Whatever Albert lost in the move from Texas was more than made up when he transferred to Washington. By the end of the third grade, he was at the head of the class. Then they built James Monroe School, and Albert moved again. It was here that the teachers recognized that something unusual was developing in the little Texas transplant.


It wasn’t as if the new school was the perfect laboratory for learning. The construction was barely complete, and huge dirt clods and tumbleweeds were strewn all over what was used as a playground. Albert and his school chums took full advantage of the ammunition to have dirt and tumbleweed scuffles without any interference from the teachers.


Albert probably enjoyed those “battles,” but there was something else very important going on in his mind. His intellectual capabilities were recognized by everyone, especially Ms. Huarte, his sixth grade teacher. She knew he had been given the gift of a brilliant mind, and she saw to it that it had every opportunity to grow.


Ms. Huarte wasn’t the only one who recognized Albert’s unusual talents; his father saw them too. On Saturdays, he would take his son to the library so that he could read, while he, the father, sat in the park across the street and watched the passersby.

Today, Albert remembers those days and recalls asking his father why he sat out in the park while he, the son, was inside the library. Grady Wilburn’s answer said it all.


“Son, do you see that water fountain over there? I sit out here because I can go get a drink of water from it anytime I want. Do you see the restrooms over there? I can use them any time I want.” No one had to explain the answer to Albert, and he never forgot it.

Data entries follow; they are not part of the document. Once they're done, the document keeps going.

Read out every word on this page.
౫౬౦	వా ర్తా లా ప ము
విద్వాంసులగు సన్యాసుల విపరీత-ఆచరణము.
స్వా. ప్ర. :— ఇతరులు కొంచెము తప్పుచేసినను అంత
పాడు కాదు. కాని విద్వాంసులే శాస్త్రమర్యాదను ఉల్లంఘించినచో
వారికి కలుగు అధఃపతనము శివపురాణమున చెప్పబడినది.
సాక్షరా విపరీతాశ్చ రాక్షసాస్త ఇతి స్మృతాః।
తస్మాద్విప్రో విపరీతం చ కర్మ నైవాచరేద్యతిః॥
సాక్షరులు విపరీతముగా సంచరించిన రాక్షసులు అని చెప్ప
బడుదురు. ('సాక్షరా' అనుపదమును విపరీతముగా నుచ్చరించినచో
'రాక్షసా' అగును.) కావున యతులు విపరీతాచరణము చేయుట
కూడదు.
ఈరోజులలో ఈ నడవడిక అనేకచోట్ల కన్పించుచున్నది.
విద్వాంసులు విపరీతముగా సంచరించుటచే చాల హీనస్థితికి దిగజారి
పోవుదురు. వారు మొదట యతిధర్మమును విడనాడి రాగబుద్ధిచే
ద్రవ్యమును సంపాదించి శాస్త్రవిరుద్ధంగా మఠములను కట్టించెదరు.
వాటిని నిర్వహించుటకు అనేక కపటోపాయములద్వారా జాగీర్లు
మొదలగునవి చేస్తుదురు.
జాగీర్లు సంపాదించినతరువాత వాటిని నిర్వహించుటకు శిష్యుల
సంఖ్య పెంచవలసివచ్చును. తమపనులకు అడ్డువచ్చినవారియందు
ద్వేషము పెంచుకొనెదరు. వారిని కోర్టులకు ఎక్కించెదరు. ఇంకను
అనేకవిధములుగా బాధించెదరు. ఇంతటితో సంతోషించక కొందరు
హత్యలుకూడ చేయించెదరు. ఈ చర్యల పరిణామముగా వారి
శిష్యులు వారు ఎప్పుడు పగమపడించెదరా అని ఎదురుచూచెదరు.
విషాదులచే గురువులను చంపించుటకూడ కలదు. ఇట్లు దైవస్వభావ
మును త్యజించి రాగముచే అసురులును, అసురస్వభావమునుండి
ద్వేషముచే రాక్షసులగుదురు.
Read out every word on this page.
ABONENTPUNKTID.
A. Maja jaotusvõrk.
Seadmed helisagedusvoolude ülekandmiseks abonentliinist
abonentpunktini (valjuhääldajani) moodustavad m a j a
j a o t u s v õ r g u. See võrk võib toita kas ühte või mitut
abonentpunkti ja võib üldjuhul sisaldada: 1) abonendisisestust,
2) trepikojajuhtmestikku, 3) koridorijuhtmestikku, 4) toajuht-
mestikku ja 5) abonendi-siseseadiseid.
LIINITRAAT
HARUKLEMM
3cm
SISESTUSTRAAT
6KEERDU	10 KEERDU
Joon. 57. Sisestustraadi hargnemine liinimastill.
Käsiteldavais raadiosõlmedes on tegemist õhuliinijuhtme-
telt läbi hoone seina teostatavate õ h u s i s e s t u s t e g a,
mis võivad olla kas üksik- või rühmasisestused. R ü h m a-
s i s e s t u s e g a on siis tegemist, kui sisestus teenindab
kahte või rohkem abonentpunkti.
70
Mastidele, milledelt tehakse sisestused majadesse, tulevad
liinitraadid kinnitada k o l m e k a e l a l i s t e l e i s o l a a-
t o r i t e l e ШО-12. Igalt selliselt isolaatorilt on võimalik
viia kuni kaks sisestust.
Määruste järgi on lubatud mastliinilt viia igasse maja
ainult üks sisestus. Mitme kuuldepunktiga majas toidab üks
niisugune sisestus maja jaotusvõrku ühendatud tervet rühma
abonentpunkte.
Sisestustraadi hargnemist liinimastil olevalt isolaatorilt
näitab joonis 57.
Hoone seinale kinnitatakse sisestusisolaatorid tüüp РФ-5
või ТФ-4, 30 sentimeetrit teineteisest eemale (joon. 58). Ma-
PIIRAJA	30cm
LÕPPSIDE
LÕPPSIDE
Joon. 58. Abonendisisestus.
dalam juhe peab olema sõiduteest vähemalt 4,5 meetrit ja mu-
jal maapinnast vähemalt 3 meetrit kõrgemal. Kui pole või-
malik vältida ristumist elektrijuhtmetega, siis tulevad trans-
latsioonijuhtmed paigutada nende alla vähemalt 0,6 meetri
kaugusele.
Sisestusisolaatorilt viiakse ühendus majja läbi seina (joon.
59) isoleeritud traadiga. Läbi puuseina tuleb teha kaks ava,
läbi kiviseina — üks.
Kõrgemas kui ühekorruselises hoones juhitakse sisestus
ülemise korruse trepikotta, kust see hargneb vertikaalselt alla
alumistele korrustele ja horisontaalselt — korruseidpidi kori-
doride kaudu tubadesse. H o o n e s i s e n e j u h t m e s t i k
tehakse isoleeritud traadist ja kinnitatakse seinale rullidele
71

By the time Albert finished sixth grade, he knew in his mind that he would not fail in life — he was determined, but not everyone else was sure. He was about to enter Thomas Jefferson, Madera’s only junior high school, where everyone was sure that the town’s young teenagers would lose whatever hold they had gained on academics in elementary school. Even Ms. Huarte had her doubts. One day, as Albert was crossing Yosemite Avenue near the Sno-White drive-in, she called to him, shook her finger and said, “Don’t you mess up (at Thomas Jefferson) now.”


Albert didn’t mess up. He became a doctor, and Ms. Huarte saw him again many years later; this time he was treating patients at a Fresno hospital.